第3話



「で、そう言うからには案はあるんでしょうね?」



 サヤがベッドに腰かけ口を開く。



「まあな、つっても単純だ、まず生きてる村人がいる場所探し出して助け出す。そしたらそいつら逃がして俺が帝国の奴らを倒す。単純だろ?」



「その探し出すのどうやるのかって聞いてんのよ!」



「そこはその……アリア、この一帯で人間が何十人も集まれる場所ってあるか?」



 困ったことにぐうの音も出ないほどの正論だ。これ以上言われる前に俺はアリアに話を振った。



「それでしたら村長のお屋敷以外にはないと思います。あの方が困ったらここに来るといいって言ってたところになりますが」



「じゃあ結局戦わないと助けられないじゃん、でも戦ったら巻き込んじゃうしどうすんの?」



「デカい小屋に捕まってるとかなら良かったんだがアリアがそこ以外無いって言うならそこなんだろうしなぁ、どうにかしておびき出す方法を考えた方が良さそうだ」



 仲間たちの手が借りられないというのは厄介だ。同盟の力が借りられたならそっちで気を引いてもらってる間に助けに行けるのに……とはいえないものねだりしても仕方がない、今ある手札で勝負しなければならないのだから。
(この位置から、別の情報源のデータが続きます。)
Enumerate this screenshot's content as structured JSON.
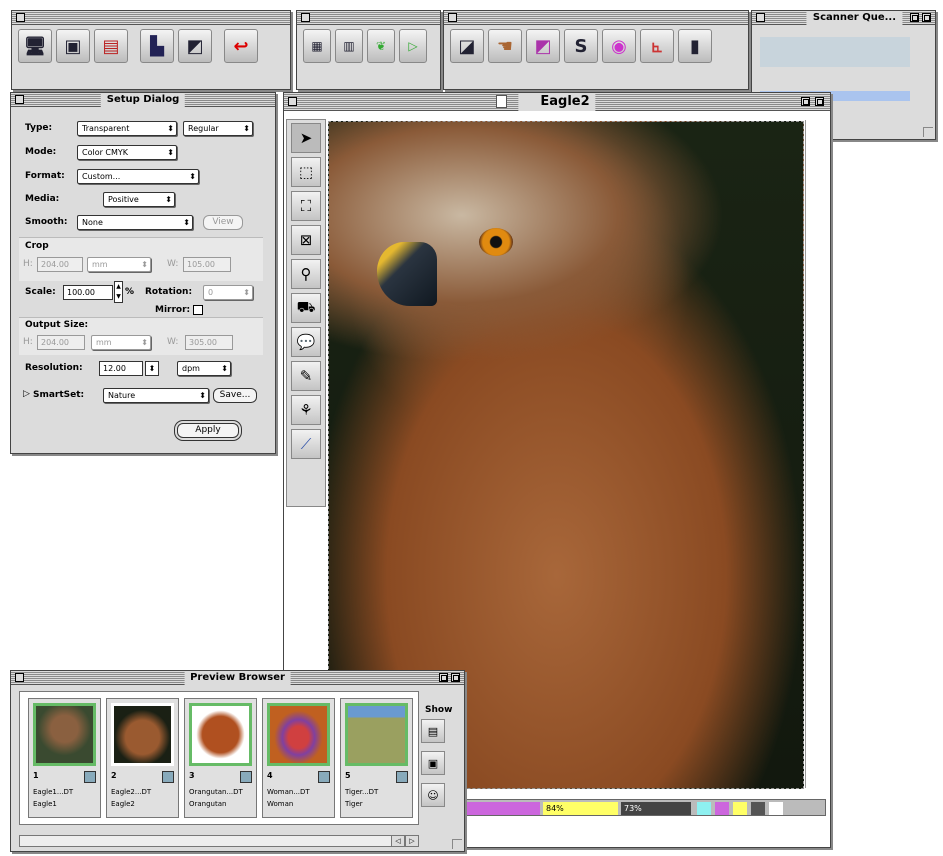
{
  "eagle_window": {
    "title": "Eagle2",
    "status": {
      "v1": "84%",
      "v2": "73%"
    }
  },
  "setup": {
    "title": "Setup Dialog",
    "type_label": "Type:",
    "type_value": "Transparent",
    "type2_value": "Regular",
    "mode_label": "Mode:",
    "mode_value": "Color CMYK",
    "format_label": "Format:",
    "format_value": "Custom...",
    "media_label": "Media:",
    "media_value": "Positive",
    "smooth_label": "Smooth:",
    "smooth_value": "None",
    "view_label": "View",
    "crop_label": "Crop",
    "h_label": "H:",
    "crop_h": "204.00",
    "crop_unit": "mm",
    "w_label": "W:",
    "crop_w": "105.00",
    "scale_label": "Scale:",
    "scale_value": "100.00",
    "pct": "%",
    "rotation_label": "Rotation:",
    "rotation_value": "0",
    "mirror_label": "Mirror:",
    "output_label": "Output Size:",
    "out_h": "204.00",
    "out_unit": "mm",
    "out_w": "305.00",
    "resolution_label": "Resolution:",
    "resolution_value": "12.00",
    "res_unit": "dpm",
    "smartset_label": "SmartSet:",
    "smartset_value": "Nature",
    "save_label": "Save...",
    "apply_label": "Apply"
  },
  "queue": {
    "title": "Scanner Que..."
  },
  "browser": {
    "title": "Preview Browser",
    "show_label": "Show",
    "items": [
      {
        "num": "1",
        "file": "Eagle1...DT",
        "name": "Eagle1"
      },
      {
        "num": "2",
        "file": "Eagle2...DT",
        "name": "Eagle2"
      },
      {
        "num": "3",
        "file": "Orangutan...DT",
        "name": "Orangutan"
      },
      {
        "num": "4",
        "file": "Woman...DT",
        "name": "Woman"
      },
      {
        "num": "5",
        "file": "Tiger...DT",
        "name": "Tiger"
      }
    ]
  },
  "colors": {
    "accent_green": "#66bb66",
    "status_magenta": "#cc66dd",
    "status_yellow": "#ffff66",
    "status_gray": "#444444"
  }
}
「あのー、もしかしたらですが私に一つ出来そうなことがあるんですけれど聞いていただけますか?」



「それだったら建物ごと斬っちゃうってのはどう? 私とライルなら行けるでしょ」



「人質のいる場所分かんないのにやる気か? そんなことしてる間に囲まれたら手数が足らねえぞ」



 久々に俺とサヤの意見が結構ずれている。どちらも間違いじゃない以上こうして擦り合わせていくのは不謹慎ながら結構好きだ。



「あのー……」



「じゃあ森に火をつけて誘導するとかは? 捕まえてるってことは殺したいわけじゃないんだろうし多分来るでしょみんな」



「倫理観ここまでの道に落として来たのかお前は」



「分かってるわよ何も案出せないそっちよりマシでしょ!?」



 さすがに言いすぎたかとも思ったがサヤも楽しそうだし気にしなくてもいいだろう。アリアにも意見を聞かないと──



「あの!! 聞いていただけないでしょうか!」



 いきなり声を上げたアリアに驚いたけれど彼女の怒ったような表情と状況から察するに熱中しすぎたようだ、さすがに謝らないといけないな。



「悪い、ちょっとテンション変な方向に行っちまってた。ちゃんと聞くから言ってくれ」



「ごめんね」



「こちらこそ大声を出してしまい申し訳ありません、それで案なのですが村長の家は確かに広いですが1階しかありません。なので地下から行くというのはどうでしょうか?」



「地下道があるの? やっぱ村長とかになると脱出通路持ってるもんなのね」



「それはないんですけど……先程おっしゃっていた祝福ギフトというものが私にも使えるかもしれません」



「ないの」



ツッコミを入れるサヤを今度はアリアが流し続ける。



「私は昔から精霊の声が聞こえてその力を借りることが出来るんです……ここでは巫女の力と言われていましたが。なので大地の精霊の力を借りて穴を掘れば行けるんじゃないかなって」



「なるほど、場所も知ってるなら最適だな。というかアリアってこの村の巫女だったのかよ」



 さすがに流せない真実に思わず今度はこちらがツッコミを入れてしまった。



「はい、皆さんなら話してもいいかと思いまして」



「チョロくない?変な男に騙されないでよ?」



 意外に愉快だったかもしれないアリアとサヤと一緒にこれ以上話していると時間を忘れそうになる。



「じゃあ夜になったら行動開始だ。俺とサヤも同行するつもりだから穴彫ってもばれない場所は探しときたいけど」



「それなら農場はどうでしょう?牛小屋でしたら誰も入って来ないと思います」



「確かにそれが一番っぽいわね、けど昼は騎士の奴らが世話してたみたいだし遅くならないならだけど」



「安心しろ、すぐに終わらせる。だろ?」



「はいっ!」



 強く頷くアリアに笑みを返し、俺たちは夜まで休み牛小屋に向かうことにした。アリアの言うことを疑うわけじゃないけれど精霊術の祝福持ちを見るのは初めてだし少し楽しみな気持ちを抑えながら。